Durante esse período, a China ficou fora de Olimpíadas. Boa parte dos dirigentes esportivos pertencia ao governo nacionalista da China, derrotado pelos comunistas em 1949 e exilado em Taiwan.
Por não admitir sua independência, a China se retirou de todas as federações onde Taiwan era reconhecido como país. Para evitar a existência de "duas Chinas", o país também deixou o Comitê Olímpico Internacional (ao qual só retornou em 1979).
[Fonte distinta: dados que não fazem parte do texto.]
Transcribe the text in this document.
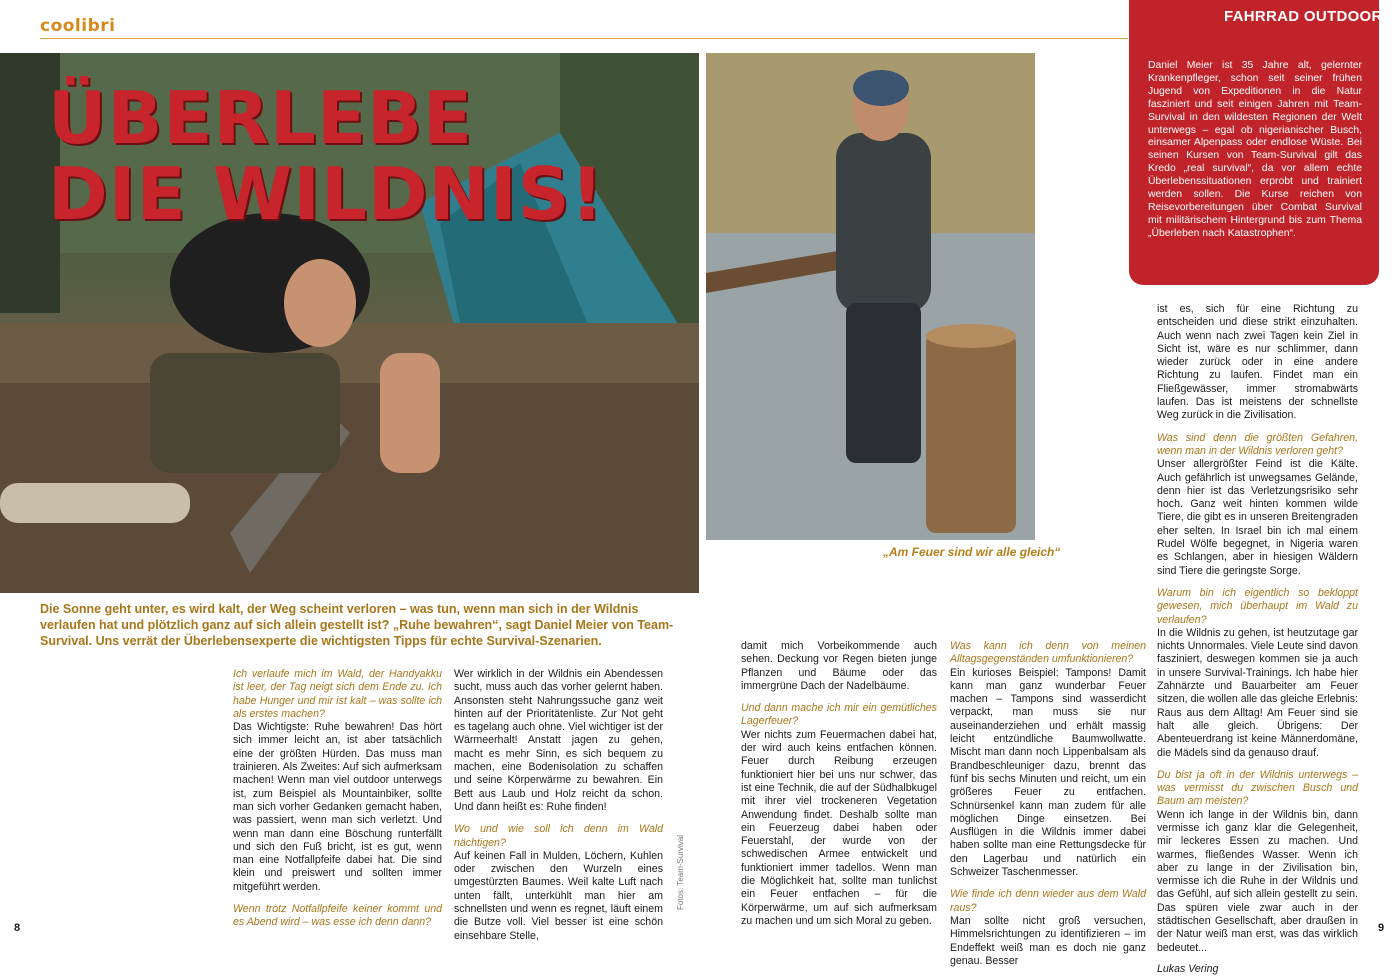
coolibri
ÜBERLEBE
DIE WILDNIS!
„Am Feuer sind wir alle gleich“
FAHRRAD OUTDOOR
Daniel Meier ist 35 Jahre alt, gelernter Krankenpfleger, schon seit seiner frühen Jugend von Expeditionen in die Natur fasziniert und seit einigen Jahren mit Team-Survival in den wildesten Regionen der Welt unterwegs – egal ob nigerianischer Busch, einsamer Alpenpass oder endlose Wüste. Bei seinen Kursen von Team-Survival gilt das Kredo „real survival“, da vor allem echte Überlebenssituationen erprobt und trainiert werden sollen. Die Kurse reichen von Reisevorbereitungen über Combat Survival mit militärischem Hintergrund bis zum Thema „Überleben nach Katastrophen“.
Die Sonne geht unter, es wird kalt, der Weg scheint verloren – was tun, wenn man sich in der Wildnis verlaufen hat und plötzlich ganz auf sich allein gestellt ist? „Ruhe bewahren“, sagt Daniel Meier von Team-Survival. Uns verrät der Überlebensexperte die wichtigsten Tipps für echte Survival-Szenarien.

Ich verlaufe mich im Wald, der Handyakku ist leer, der Tag neigt sich dem Ende zu. Ich habe Hunger und mir ist kalt – was sollte ich als erstes machen?

Das Wichtigste: Ruhe bewahren! Das hört sich immer leicht an, ist aber tatsächlich eine der größten Hürden. Das muss man trainieren. Als Zweites: Auf sich aufmerksam machen! Wenn man viel outdoor unterwegs ist, zum Beispiel als Mountainbiker, sollte man sich vorher Gedanken gemacht haben, was passiert, wenn man sich verletzt. Und wenn man dann eine Böschung runterfällt und sich den Fuß bricht, ist es gut, wenn man eine Notfallpfeife dabei hat. Die sind klein und preiswert und sollten immer mitgeführt werden.

Wenn trotz Notfallpfeife keiner kommt und es Abend wird – was esse ich denn dann?

Wer wirklich in der Wildnis ein Abendessen sucht, muss auch das vorher gelernt haben. Ansonsten steht Nahrungssuche ganz weit hinten auf der Prioritätenliste. Zur Not geht es tagelang auch ohne. Viel wichtiger ist der Wärmeerhalt! Anstatt jagen zu gehen, macht es mehr Sinn, es sich bequem zu machen, eine Bodenisolation zu schaffen und seine Körperwärme zu bewahren. Ein Bett aus Laub und Holz reicht da schon. Und dann heißt es: Ruhe finden!

Wo und wie soll ich denn im Wald nächtigen?

Auf keinen Fall in Mulden, Löchern, Kuhlen oder zwischen den Wurzeln eines umgestürzten Baumes. Weil kalte Luft nach unten fällt, unterkühlt man hier am schnellsten und wenn es regnet, läuft einem die Butze voll. Viel besser ist eine schön einsehbare Stelle,

Fotos: Team-Survival

damit mich Vorbeikommende auch sehen. Deckung vor Regen bieten junge Pflanzen und Bäume oder das immergrüne Dach der Nadelbäume.

Und dann mache ich mir ein gemütliches Lagerfeuer?

Wer nichts zum Feuermachen dabei hat, der wird auch keins entfachen können. Feuer durch Reibung erzeugen funktioniert hier bei uns nur schwer, das ist eine Technik, die auf der Südhalbkugel mit ihrer viel trockeneren Vegetation Anwendung findet. Deshalb sollte man ein Feuerzeug dabei haben oder Feuerstahl, der wurde von der schwedischen Armee entwickelt und funktioniert immer tadellos. Wenn man die Möglichkeit hat, sollte man tunlichst ein Feuer entfachen – für die Körperwärme, um auf sich aufmerksam zu machen und um sich Moral zu geben.

Was kann ich denn von meinen Alltagsgegenständen umfunktionieren?

Ein kurioses Beispiel: Tampons! Damit kann man ganz wunderbar Feuer machen – Tampons sind wasserdicht verpackt, man muss sie nur auseinanderziehen und erhält massig leicht entzündliche Baumwollwatte. Mischt man dann noch Lippenbalsam als Brandbeschleuniger dazu, brennt das fünf bis sechs Minuten und reicht, um ein größeres Feuer zu entfachen. Schnürsenkel kann man zudem für alle möglichen Dinge einsetzen. Bei Ausflügen in die Wildnis immer dabei haben sollte man eine Rettungsdecke für den Lagerbau und natürlich ein Schweizer Taschenmesser.

Wie finde ich denn wieder aus dem Wald raus?

Man sollte nicht groß versuchen, Himmelsrichtungen zu identifizieren – im Endeffekt weiß man es doch nie ganz genau. Besser

ist es, sich für eine Richtung zu entscheiden und diese strikt einzuhalten. Auch wenn nach zwei Tagen kein Ziel in Sicht ist, wäre es nur schlimmer, dann wieder zurück oder in eine andere Richtung zu laufen. Findet man ein Fließgewässer, immer stromabwärts laufen. Das ist meistens der schnellste Weg zurück in die Zivilisation.

Was sind denn die größten Gefahren, wenn man in der Wildnis verloren geht?

Unser allergrößter Feind ist die Kälte. Auch gefährlich ist unwegsames Gelände, denn hier ist das Verletzungsrisiko sehr hoch. Ganz weit hinten kommen wilde Tiere, die gibt es in unseren Breitengraden eher selten. In Israel bin ich mal einem Rudel Wölfe begegnet, in Nigeria waren es Schlangen, aber in hiesigen Wäldern sind Tiere die geringste Sorge.

Warum bin ich eigentlich so bekloppt gewesen, mich überhaupt im Wald zu verlaufen?

In die Wildnis zu gehen, ist heutzutage gar nichts Unnormales. Viele Leute sind davon fasziniert, deswegen kommen sie ja auch in unsere Survival-Trainings. Ich habe hier Zahnärzte und Bauarbeiter am Feuer sitzen, die wollen alle das gleiche Erlebnis: Raus aus dem Alltag! Am Feuer sind sie halt alle gleich. Übrigens: Der Abenteuerdrang ist keine Männerdomäne, die Mädels sind da genauso drauf.

Du bist ja oft in der Wildnis unterwegs – was vermisst du zwischen Busch und Baum am meisten?

Wenn ich lange in der Wildnis bin, dann vermisse ich ganz klar die Gelegenheit, mir leckeres Essen zu machen. Und warmes, fließendes Wasser. Wenn ich aber zu lange in der Zivilisation bin, vermisse ich die Ruhe in der Wildnis und das Gefühl, auf sich allein gestellt zu sein. Das spüren viele zwar auch in der städtischen Gesellschaft, aber draußen in der Natur weiß man erst, was das wirklich bedeutet...

Lukas Vering

8	9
Depois de Helsinque, em 1952, a China só voltou a competir em 1984, nos Jogos de Los Angeles.
E foi com o pingue-pongue que o país começou a estabelecer relações com os EUA, nos anos 70, movimento que levaria à sua abertura.
Hoje, o status dos esportes olímpicos cresceu muito. Atletas das seleções de tiro, badminton e tênis de mesa, esportes com farto número de medalhas, fazem parte do Congresso -os deputados são escolhidos e nomeados pelo partido. O atleta mais popular da China, Liu Xiang, 24, ouro em Atenas nos 110 m com barreiras, também é deputado.

Repressão continua
Em 93, Pequim concorreu para sediar os Jogos de 2000. Quatro anos antes, centenas de estudantes tinham sido mortos pelo Exército ao protestarem pela democratização do país, no que ficou conhecido como o Massacre da praça da Paz Celestial. Pequim perdeu para Sydney. A propaganda comunista culpou um complô de potências ocidentais.
Ao vencer a disputa para sediar a Olimpíada de 2008, o governo chinês prometeu mais abertura do regime, maior liberdade de imprensa e maior respeito aos direitos humanos.
Poucas promessas foram cumpridas. Só no ano passado, mais de 700 ativistas pró-direitos humanos foram presos na China. O mais famoso deles, o blogueiro Hu Jia, 34, que defende soropositivos da discriminação generalizada que sofrem, foi condenado a três anos e quatro meses de prisão por conceder entrevistas críticas à mídia estrangeira.
Jornalistas estrangeiros são proibidos de ir à Província separatista do Tibete, ocupada desde 1950. Violentos protestos em março foram reprimidos da mesma forma pelo Exército. Em junho, autoridade local disse que "esmagará" movimentos separatistas tibetanos e que os monges budistas só teriam liberdade depois de serem reeducados e aceitarem que o Tibete faz parte da China.
Televisões e jornais chineses estatais começaram campanha acusando a "mídia ocidental" de interferir em assuntos internos do país. Campanha xenofóbica se seguiu, com ameaças a correspondentes e boicotes contra marcas francesas.
Pelo mundo, a tocha olímpica foi alvo de protestos por respeito aos direitos humanos.
O governo também lançou manual com proibições a turistas. Estrangeiros com camiseta com dizeres como "Tibete Livre" ou que protestem por direitos humanos serão presos.